Breakthrough Listen team members said the newly released information represents the most comprehensive survey to date of radio emissions from the plane of our Milky Way galaxy and the region around its central supermassive black hole.

"The galactic center is the subject of a very specific and concerted campaign with all of our facilities, because we are in unanimous agreement that that region is the most interesting part of the Milky Way galaxy," Breakthrough Listen Principal Investigator Andrew Siemion, of the University of California, Berkeley, said in the same statement.

"If an advanced civilization anywhere in the Milky Way wanted to put a beacon somewhere . . . the galactic center would be a good place to do it," he added. "It is extraordinarily energetic, so one could imagine that if an advanced civilization wanted to harness a lot of energy, they might somehow use the supermassive black hole that is at the center of the Milky Way galaxy."

And you have a chance to help turn up evidence of such advanced creatures, if any are there to be found: Breakthrough Listen is inviting the public to help analyze this trove of SETI data.

"Since Breakthrough Listen's initial data release last year, we have doubled what is available to the public," Matt Lebofsky, Breakthrough Listen lead system administrator, said in the same statement, referring to a petabyte-size data dump in June 2019. "It is our hope that these data sets will reveal something new and interesting, be it other intelligent life in the universe or an as-yet-undiscovered natural astronomical phenomenon."

You can learn about how to participate here.

About half of the new data comes from the Parkes radio telescope in New South Wales, Australia, team members said. The rest was collected by the big radio dish at West Virginia's Green Bank Observatory and the Automated Planet Finder, an optical telescope located at Lick Observatory in California. (SETI signals don't necessarily have to be in the radio spectrum, after all; laser flashes could betray the presence of intelligent aliens as well.)

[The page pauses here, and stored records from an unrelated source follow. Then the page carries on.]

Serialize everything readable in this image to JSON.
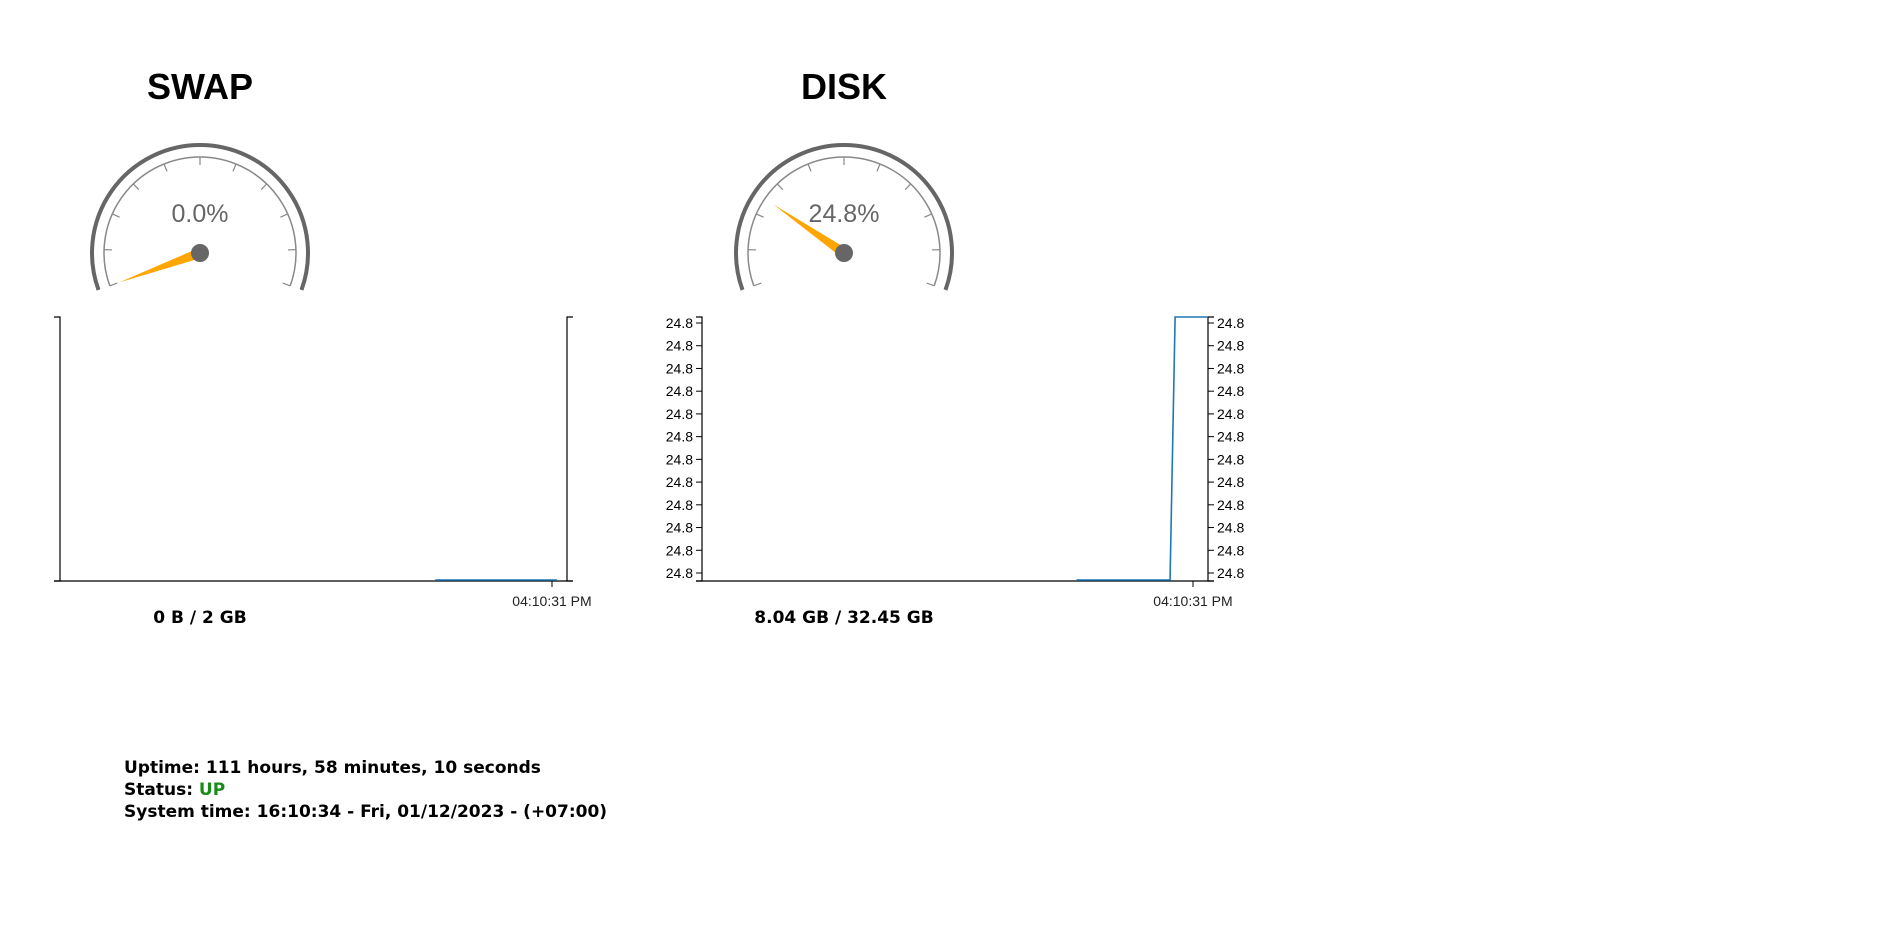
{
  "panels": [
    {
      "id": "swap",
      "title": "SWAP",
      "gauge": {
        "percent": 0.0,
        "label": "0.0%"
      },
      "chart": {
        "time_label": "04:10:31 PM",
        "y_ticks": [],
        "series": [
          {
            "t": 0.74,
            "v": 0
          },
          {
            "t": 0.98,
            "v": 0
          }
        ]
      },
      "usage": "0 B / 2 GB"
    },
    {
      "id": "disk",
      "title": "DISK",
      "gauge": {
        "percent": 24.8,
        "label": "24.8%"
      },
      "chart": {
        "time_label": "04:10:31 PM",
        "y_ticks": [
          "24.8",
          "24.8",
          "24.8",
          "24.8",
          "24.8",
          "24.8",
          "24.8",
          "24.8",
          "24.8",
          "24.8",
          "24.8",
          "24.8"
        ],
        "series": [
          {
            "t": 0.74,
            "v": 0
          },
          {
            "t": 0.925,
            "v": 0
          },
          {
            "t": 0.935,
            "v": 1
          },
          {
            "t": 1.0,
            "v": 1
          }
        ]
      },
      "usage": "8.04 GB / 32.45 GB"
    }
  ],
  "system": {
    "uptime_label": "Uptime:",
    "uptime_value": "111 hours, 58 minutes, 10 seconds",
    "status_label": "Status:",
    "status_value": "UP",
    "time_label": "System time:",
    "time_value": "16:10:34 - Fri, 01/12/2023 - (+07:00)"
  },
  "colors": {
    "needle": "#ffa500",
    "gauge_outer": "#666666",
    "gauge_inner": "#888888",
    "line": "#1f77b4",
    "status_up": "#1a8a1a"
  }
}
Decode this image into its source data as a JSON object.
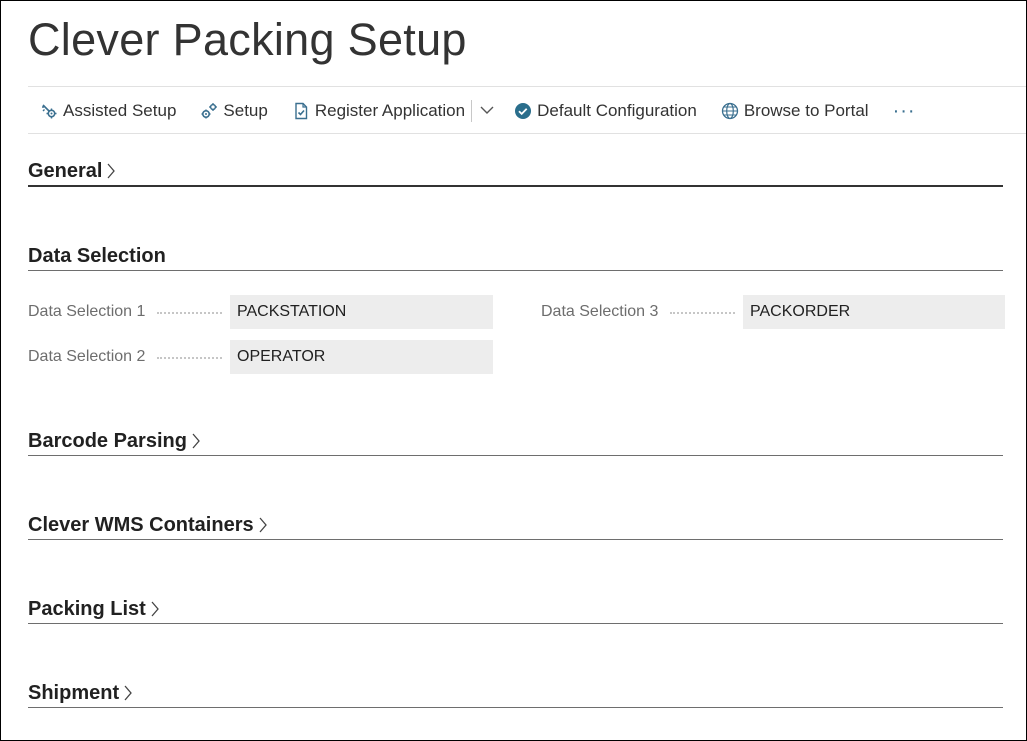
{
  "page": {
    "title": "Clever Packing Setup"
  },
  "actions": {
    "assisted_setup": "Assisted Setup",
    "setup": "Setup",
    "register_application": "Register Application",
    "default_configuration": "Default Configuration",
    "browse_to_portal": "Browse to Portal",
    "more": "···"
  },
  "icons": {
    "assisted_setup": "assisted-setup-icon",
    "setup": "setup-gears-icon",
    "register_application": "document-check-icon",
    "default_configuration": "check-circle-icon",
    "browse_to_portal": "globe-icon",
    "split_dropdown": "chevron-down-icon",
    "section_expand": "chevron-right-icon"
  },
  "colors": {
    "accent": "#3a6f8f",
    "check_circle": "#2a6e8c",
    "field_bg": "#ededed",
    "label": "#6d6d6d"
  },
  "sections": {
    "general": "General",
    "data_selection": "Data Selection",
    "barcode_parsing": "Barcode Parsing",
    "clever_wms_containers": "Clever WMS Containers",
    "packing_list": "Packing List",
    "shipment": "Shipment"
  },
  "data_selection": {
    "field1": {
      "label": "Data Selection 1",
      "value": "PACKSTATION"
    },
    "field2": {
      "label": "Data Selection 2",
      "value": "OPERATOR"
    },
    "field3": {
      "label": "Data Selection 3",
      "value": "PACKORDER"
    }
  }
}
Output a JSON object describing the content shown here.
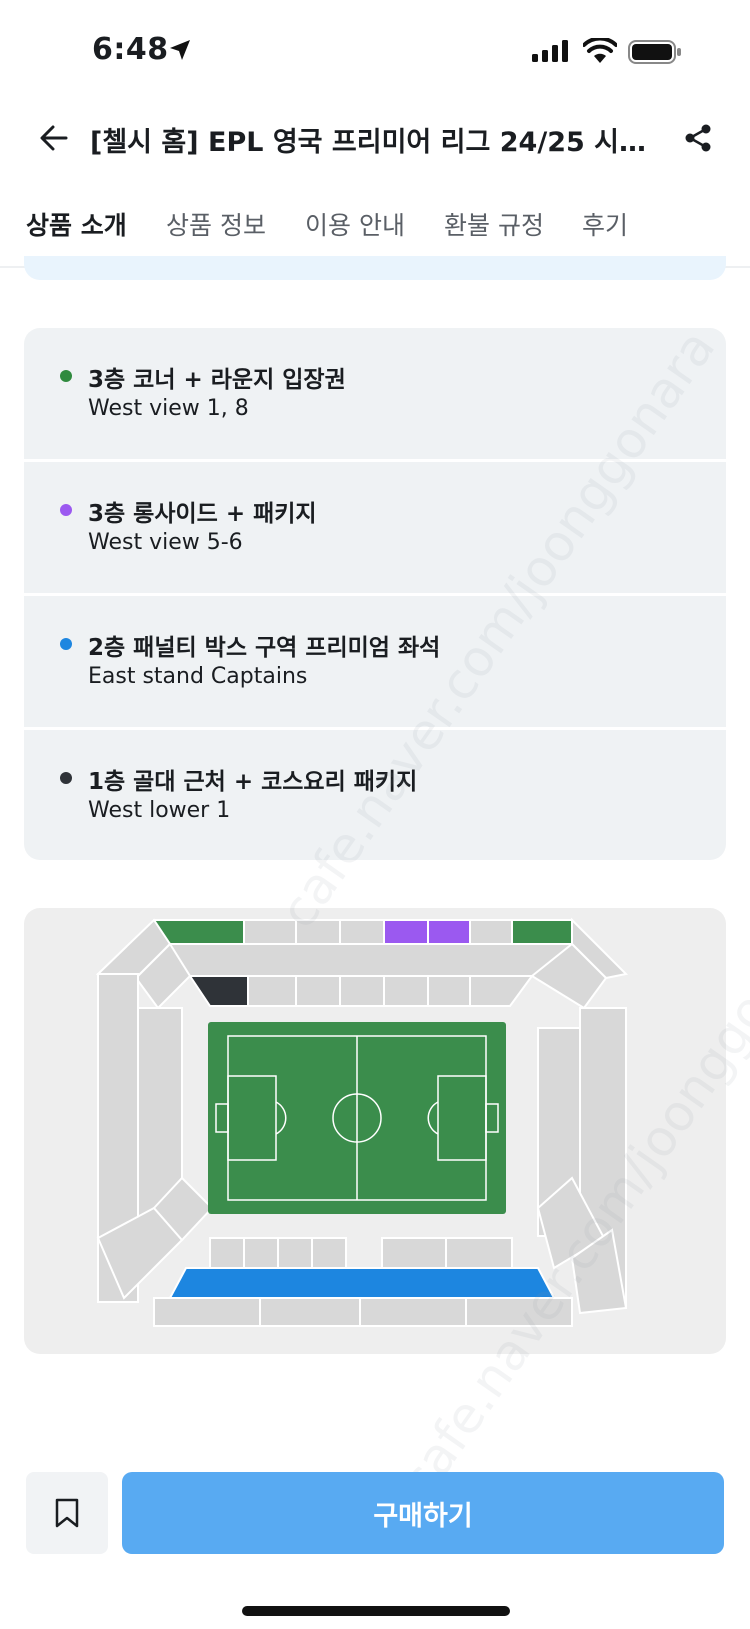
{
  "status_bar": {
    "time": "6:48"
  },
  "header": {
    "title": "[첼시 홈] EPL 영국 프리미어 리그 24/25 시즌 공...",
    "back_icon": "arrow-left-icon",
    "share_icon": "share-icon"
  },
  "tabs": [
    {
      "label": "상품 소개",
      "active": true
    },
    {
      "label": "상품 정보",
      "active": false
    },
    {
      "label": "이용 안내",
      "active": false
    },
    {
      "label": "환불 규정",
      "active": false
    },
    {
      "label": "후기",
      "active": false
    }
  ],
  "seats": [
    {
      "name": "3층 코너 + 라운지 입장권",
      "desc": "West view 1, 8",
      "color": "#2f8a3e"
    },
    {
      "name": "3층 롱사이드 + 패키지",
      "desc": "West view 5-6",
      "color": "#9b59f0"
    },
    {
      "name": "2층 패널티 박스 구역 프리미엄 좌석",
      "desc": "East stand Captains",
      "color": "#1d86e0"
    },
    {
      "name": "1층 골대 근처 + 코스요리 패키지",
      "desc": "West lower 1",
      "color": "#2f3338"
    }
  ],
  "map_colors": {
    "pitch": "#3b8d4c",
    "section": "#d8d8d8",
    "green_section": "#3b8d4c",
    "purple_section": "#9b59f0",
    "dark_section": "#2f3338",
    "blue_section": "#1d86e0"
  },
  "watermark": "cafe.naver.com/joonggonara",
  "bottom": {
    "buy_label": "구매하기",
    "bookmark_icon": "bookmark-icon"
  }
}
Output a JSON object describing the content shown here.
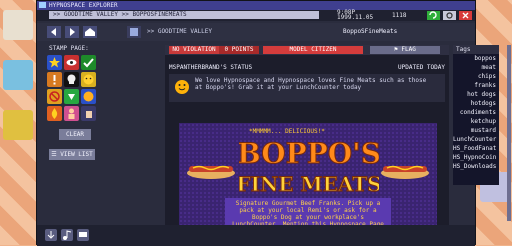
{
  "window": {
    "title": "HYPNOSPACE EXPLORER",
    "url": ">> GOODTIME VALLEY >> BOPPOSFINEMEATS",
    "clock": {
      "time": "9:08P",
      "date": "1999.11.05"
    },
    "credits": "1118",
    "path": ">> GOODTIME VALLEY",
    "page_title": "BoppoSFineMeats"
  },
  "stamp_panel": {
    "heading": "STAMP PAGE:",
    "clear_label": "CLEAR",
    "view_list_label": "VIEW LIST"
  },
  "banner": {
    "violation": "NO VIOLATION",
    "points": "0 POINTS",
    "model": "MODEL CITIZEN",
    "flag": "FLAG"
  },
  "status": {
    "heading": "MSPANTHERBRAND'S STATUS",
    "updated": "UPDATED TODAY",
    "text": "We love Hypnospace and Hypnospace loves Fine Meats such as those at Boppo's! Grab it at your LunchCounter today"
  },
  "ad": {
    "tagline": "*MMMMM... DELICIOUS!*",
    "logo_line1": "BOPPO'S",
    "logo_line2": "FINE MEATS",
    "body": "Signature Gourmet Beef Franks. Pick up a pack at your local Remi's or ask for a Boppo's Dog at your workplace's LunchCounter. Mention this Hypnospace Page and receive a free condiment packet!"
  },
  "tags": {
    "heading": "Tags",
    "items": [
      "boppos",
      "meat",
      "chips",
      "franks",
      "hot dogs",
      "hotdogs",
      "condiments",
      "ketchup",
      "mustard",
      "LunchCounter",
      "HS_FoodFanat",
      "HS_HypnoCoin",
      "HS_Downloads"
    ]
  },
  "colors": {
    "accent": "#3f3f8f",
    "violation_red": "#c83a3a",
    "citizen_red": "#d43c3c",
    "logo_orange": "#ff8a1a",
    "logo_yellow": "#ffd23a"
  }
}
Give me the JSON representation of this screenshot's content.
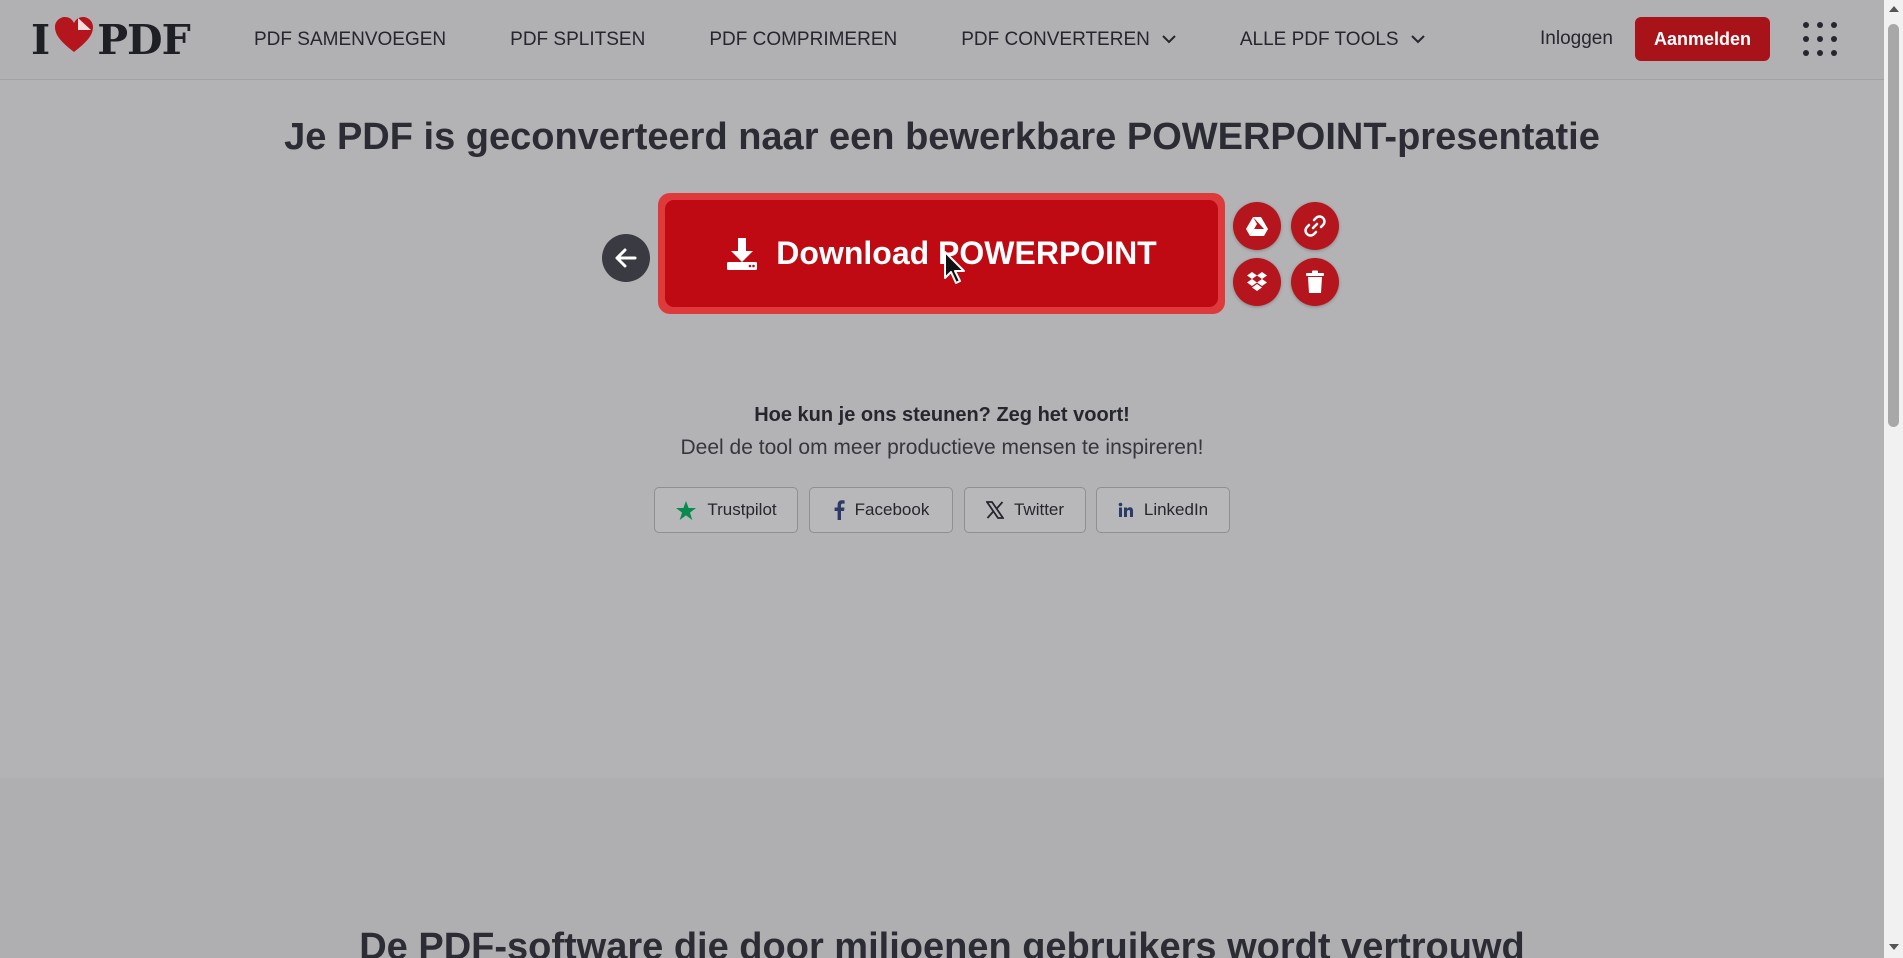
{
  "header": {
    "logo": {
      "left": "I",
      "right": "PDF"
    },
    "nav": [
      {
        "label": "PDF SAMENVOEGEN",
        "dropdown": false
      },
      {
        "label": "PDF SPLITSEN",
        "dropdown": false
      },
      {
        "label": "PDF COMPRIMEREN",
        "dropdown": false
      },
      {
        "label": "PDF CONVERTEREN",
        "dropdown": true
      },
      {
        "label": "ALLE PDF TOOLS",
        "dropdown": true
      }
    ],
    "login_label": "Inloggen",
    "signup_label": "Aanmelden"
  },
  "main": {
    "title": "Je PDF is geconverteerd naar een bewerkbare POWERPOINT-presentatie",
    "download_label": "Download POWERPOINT",
    "support_bold": "Hoe kun je ons steunen? Zeg het voort!",
    "support_text": "Deel de tool om meer productieve mensen te inspireren!",
    "social": [
      {
        "label": "Trustpilot",
        "icon": "star-icon"
      },
      {
        "label": "Facebook",
        "icon": "facebook-icon"
      },
      {
        "label": "Twitter",
        "icon": "x-icon"
      },
      {
        "label": "LinkedIn",
        "icon": "linkedin-icon"
      }
    ]
  },
  "lower": {
    "title": "De PDF-software die door miljoenen gebruikers wordt vertrouwd"
  },
  "colors": {
    "brand_red": "#bf0a13",
    "overlay_gray": "#b3b3b5",
    "text_dark": "#2c2c34"
  }
}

Also today, the SETI Institute in Mountain View, California, and the National Radio Astronomy Observatory (NRAO) announced an agreement to start installing technosignature-hunting gear on NRAO dishes.

So, the search for E.T. continues to ramp up, which is just what Milner wants.

“For the whole of human history, we had a limited amount of data to search for life beyond Earth. So, all we could do was speculate," Milner said in the same statement. "Now, as we are getting a lot of data, we can do real science and, with making this data available to the general public, so can anyone who wants to know the answer to this deep question."